Après une année 2012 décevante (4,8% de parts de marché) et une année 2013 à peine meilleure (5,5%), la cuvée 2014 du cinéma québécois a récolté 6% des recettes en salles et a généré environ 1,3 million d’entrées tous films confondus. Une seconde année de hausse dont on ne réjouira pas trop vite tant ces chiffres sont relativisés par la faiblesse du marché global. Car ce que l’on retiendra avant tout de 2014, c’est la très importante diminution des recettes des salles de cinéma. 10% de perte par rapport à 2013, presque 20% depuis 2010. Un rétrécissement constant qui frappe durement les cinématographies nationales, moins événementielles et faiblement outillées face aux productions hollywoodiennes. Au-delà de ces résultats qui ne veulent finalement pas dire grand-chose, que retenir alors de notre cinéma ?

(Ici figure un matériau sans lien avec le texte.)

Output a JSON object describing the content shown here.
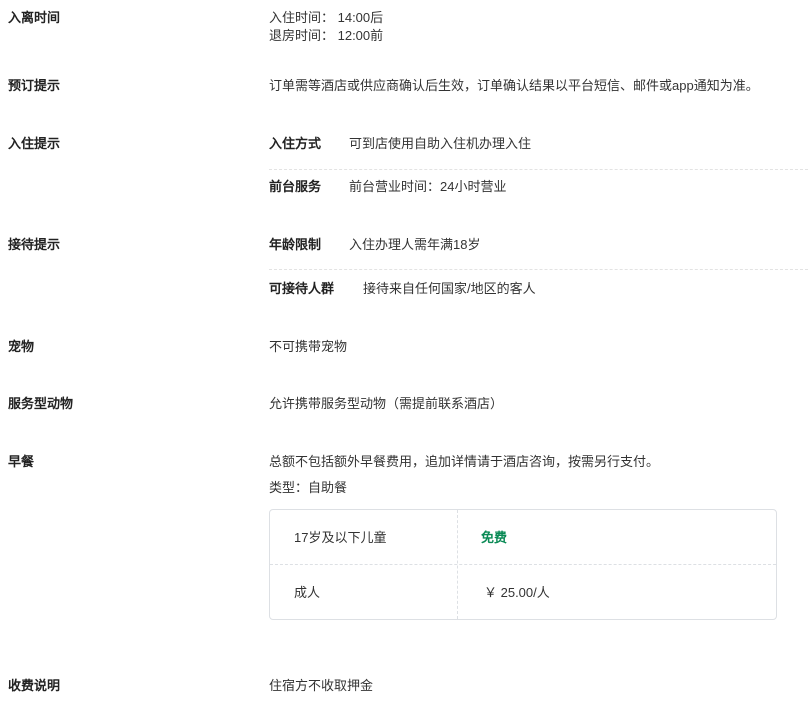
{
  "sections": {
    "checkin_out": {
      "label": "入离时间",
      "checkin": "入住时间： 14:00后",
      "checkout": "退房时间： 12:00前"
    },
    "booking": {
      "label": "预订提示",
      "text": "订单需等酒店或供应商确认后生效，订单确认结果以平台短信、邮件或app通知为准。"
    },
    "checkin_tips": {
      "label": "入住提示",
      "items": [
        {
          "key": "入住方式",
          "value": "可到店使用自助入住机办理入住"
        },
        {
          "key": "前台服务",
          "value": "前台营业时间：24小时营业"
        }
      ]
    },
    "reception": {
      "label": "接待提示",
      "items": [
        {
          "key": "年龄限制",
          "value": "入住办理人需年满18岁"
        },
        {
          "key": "可接待人群",
          "value": "接待来自任何国家/地区的客人"
        }
      ]
    },
    "pets": {
      "label": "宠物",
      "text": "不可携带宠物"
    },
    "service_animals": {
      "label": "服务型动物",
      "text": "允许携带服务型动物（需提前联系酒店）"
    },
    "breakfast": {
      "label": "早餐",
      "text": "总额不包括额外早餐费用，追加详情请于酒店咨询，按需另行支付。",
      "type": "类型：自助餐",
      "prices": [
        {
          "who": "17岁及以下儿童",
          "price": "免费"
        },
        {
          "who": "成人",
          "price": "￥ 25.00/人"
        }
      ]
    },
    "fees": {
      "label": "收费说明",
      "text": "住宿方不收取押金"
    }
  },
  "colors": {
    "free": "#0a8a55"
  }
}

Avec plus de 70 longs métrages distribués en salles – 29 documentaires et 43 fictions –, la production québécoise a de nouveau été abondante. Si l’on rajoute la dizaine de titres présentés en festivals seulement et qui n’auront peut-être pas les honneurs d’une sortie commerciale, on pourrait même dire pléthorique. Mais cette machine gonflée à bloc doit se résoudre aux contraintes multiples et complexes de la distribution et d’un circuit très restreint. L’an dernier, plus de 50% des longs métrages de fiction étaient sur moins de 5 écrans pour leur fatidique première fin de semaine. Si cet état des choses n’est pas nouveau, il semble prendre une ampleur inquiétante. Une, deux ou trois salles, deux ou trois semaines d’exploitation, quelques centaines d’entrées et le tour est joué. On se rattrapera – ou pas – avec la sortie DVD/VOD. Ce fut le cas en 2014 pour la quasi-totalité de nos documentaires et pour plus de 60% de nos films de fiction (23 sur 43), d’Arwad à 3 Histoires d’Indiens en passant par Que ta joie demeure ou Whitewash pour ne citer qu’eux.

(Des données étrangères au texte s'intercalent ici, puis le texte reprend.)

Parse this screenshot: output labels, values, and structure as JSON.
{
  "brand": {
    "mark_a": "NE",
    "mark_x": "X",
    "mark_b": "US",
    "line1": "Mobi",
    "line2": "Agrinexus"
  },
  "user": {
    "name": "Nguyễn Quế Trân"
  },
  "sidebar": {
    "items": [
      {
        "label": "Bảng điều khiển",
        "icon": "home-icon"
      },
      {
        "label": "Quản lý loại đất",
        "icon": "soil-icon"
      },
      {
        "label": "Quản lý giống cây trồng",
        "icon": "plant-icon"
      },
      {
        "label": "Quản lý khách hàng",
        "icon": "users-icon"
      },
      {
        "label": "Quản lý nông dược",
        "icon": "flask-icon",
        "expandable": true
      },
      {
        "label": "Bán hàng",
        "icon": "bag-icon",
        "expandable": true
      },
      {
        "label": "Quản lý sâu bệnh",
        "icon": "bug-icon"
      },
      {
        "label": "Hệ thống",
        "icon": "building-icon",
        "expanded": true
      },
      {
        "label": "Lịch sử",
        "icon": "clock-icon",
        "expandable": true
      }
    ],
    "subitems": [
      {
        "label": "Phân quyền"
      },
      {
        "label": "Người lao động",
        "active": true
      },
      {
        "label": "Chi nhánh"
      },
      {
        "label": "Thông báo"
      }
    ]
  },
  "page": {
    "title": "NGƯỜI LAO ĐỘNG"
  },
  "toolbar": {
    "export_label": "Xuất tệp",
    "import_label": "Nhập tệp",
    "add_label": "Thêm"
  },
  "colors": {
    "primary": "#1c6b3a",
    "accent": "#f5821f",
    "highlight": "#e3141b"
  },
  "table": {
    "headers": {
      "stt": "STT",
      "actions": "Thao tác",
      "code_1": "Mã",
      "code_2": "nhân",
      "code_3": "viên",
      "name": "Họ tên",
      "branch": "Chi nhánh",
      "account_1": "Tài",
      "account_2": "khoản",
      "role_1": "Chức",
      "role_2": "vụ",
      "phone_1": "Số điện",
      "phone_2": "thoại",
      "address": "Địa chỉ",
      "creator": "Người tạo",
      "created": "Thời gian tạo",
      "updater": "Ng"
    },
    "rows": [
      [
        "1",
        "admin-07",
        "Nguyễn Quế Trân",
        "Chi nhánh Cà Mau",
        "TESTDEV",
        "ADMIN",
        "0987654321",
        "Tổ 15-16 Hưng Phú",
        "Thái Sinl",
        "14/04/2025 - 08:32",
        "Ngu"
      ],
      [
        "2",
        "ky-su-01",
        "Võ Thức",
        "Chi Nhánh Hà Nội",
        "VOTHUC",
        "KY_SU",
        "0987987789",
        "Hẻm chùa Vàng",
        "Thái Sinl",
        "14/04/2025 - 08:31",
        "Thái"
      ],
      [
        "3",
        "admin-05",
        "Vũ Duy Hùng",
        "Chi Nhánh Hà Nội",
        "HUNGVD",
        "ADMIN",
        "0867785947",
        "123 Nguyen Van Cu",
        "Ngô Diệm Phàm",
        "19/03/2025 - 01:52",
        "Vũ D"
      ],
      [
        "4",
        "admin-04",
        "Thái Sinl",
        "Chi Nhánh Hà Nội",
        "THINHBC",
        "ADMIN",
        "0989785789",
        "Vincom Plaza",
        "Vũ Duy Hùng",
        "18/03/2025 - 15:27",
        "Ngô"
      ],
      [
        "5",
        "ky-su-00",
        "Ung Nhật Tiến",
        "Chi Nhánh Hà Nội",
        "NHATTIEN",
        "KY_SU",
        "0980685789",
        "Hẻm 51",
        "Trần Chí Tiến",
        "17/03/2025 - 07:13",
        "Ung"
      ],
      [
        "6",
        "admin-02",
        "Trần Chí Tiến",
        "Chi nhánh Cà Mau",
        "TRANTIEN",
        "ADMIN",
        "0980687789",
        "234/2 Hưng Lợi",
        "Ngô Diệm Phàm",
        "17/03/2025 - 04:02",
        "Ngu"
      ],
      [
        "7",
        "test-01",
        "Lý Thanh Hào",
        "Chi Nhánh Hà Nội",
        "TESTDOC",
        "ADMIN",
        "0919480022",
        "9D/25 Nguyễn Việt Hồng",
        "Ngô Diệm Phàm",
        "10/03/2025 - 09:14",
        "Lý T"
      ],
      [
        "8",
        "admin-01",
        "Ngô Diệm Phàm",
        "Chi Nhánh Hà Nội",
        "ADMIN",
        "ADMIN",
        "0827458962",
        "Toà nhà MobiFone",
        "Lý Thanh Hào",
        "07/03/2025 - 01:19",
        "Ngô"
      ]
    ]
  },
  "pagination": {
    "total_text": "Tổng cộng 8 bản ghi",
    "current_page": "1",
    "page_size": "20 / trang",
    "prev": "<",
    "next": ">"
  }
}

Du côté des productions destinées à un large public, les choses ne se sont pas arrangées non plus. Même si elles furent plus nombreuses qu’en 2013 (8 films sortis sur plus de 50 écrans contre 3 l’année précédente), nombre d’entre elles ont essuyé les plâtres. Miraculum, Le règne de la beauté, Le vrai du faux, Henri Henri, ou Les maîtres du suspense se sont avérés décevants malgré leurs prétentions et leur budget important. Au final, seuls trois films ont réussi à rencontrer leur public et se sont hissés sans coup férir en tête du box-office. La petite reine d’Alexis Durand-Brault (110 000 sportifs conquis), 1987 de Ricardo Trogi (270 000 fans, soit 2,5 fois plus que 1981), et bien entendu Mommy, grand vainqueur avec 360 000 spectateurs. Prix du jury ex-æquo à Cannes, succès public et critique, tant au Québec qu’en Europe francophone ce cinquième long métrage de Dolan en autant d’années aura été le fait marquant de l’an dernier, permettant à son auteur d’accéder à 25 ans au statut de cinéaste à portée internationale.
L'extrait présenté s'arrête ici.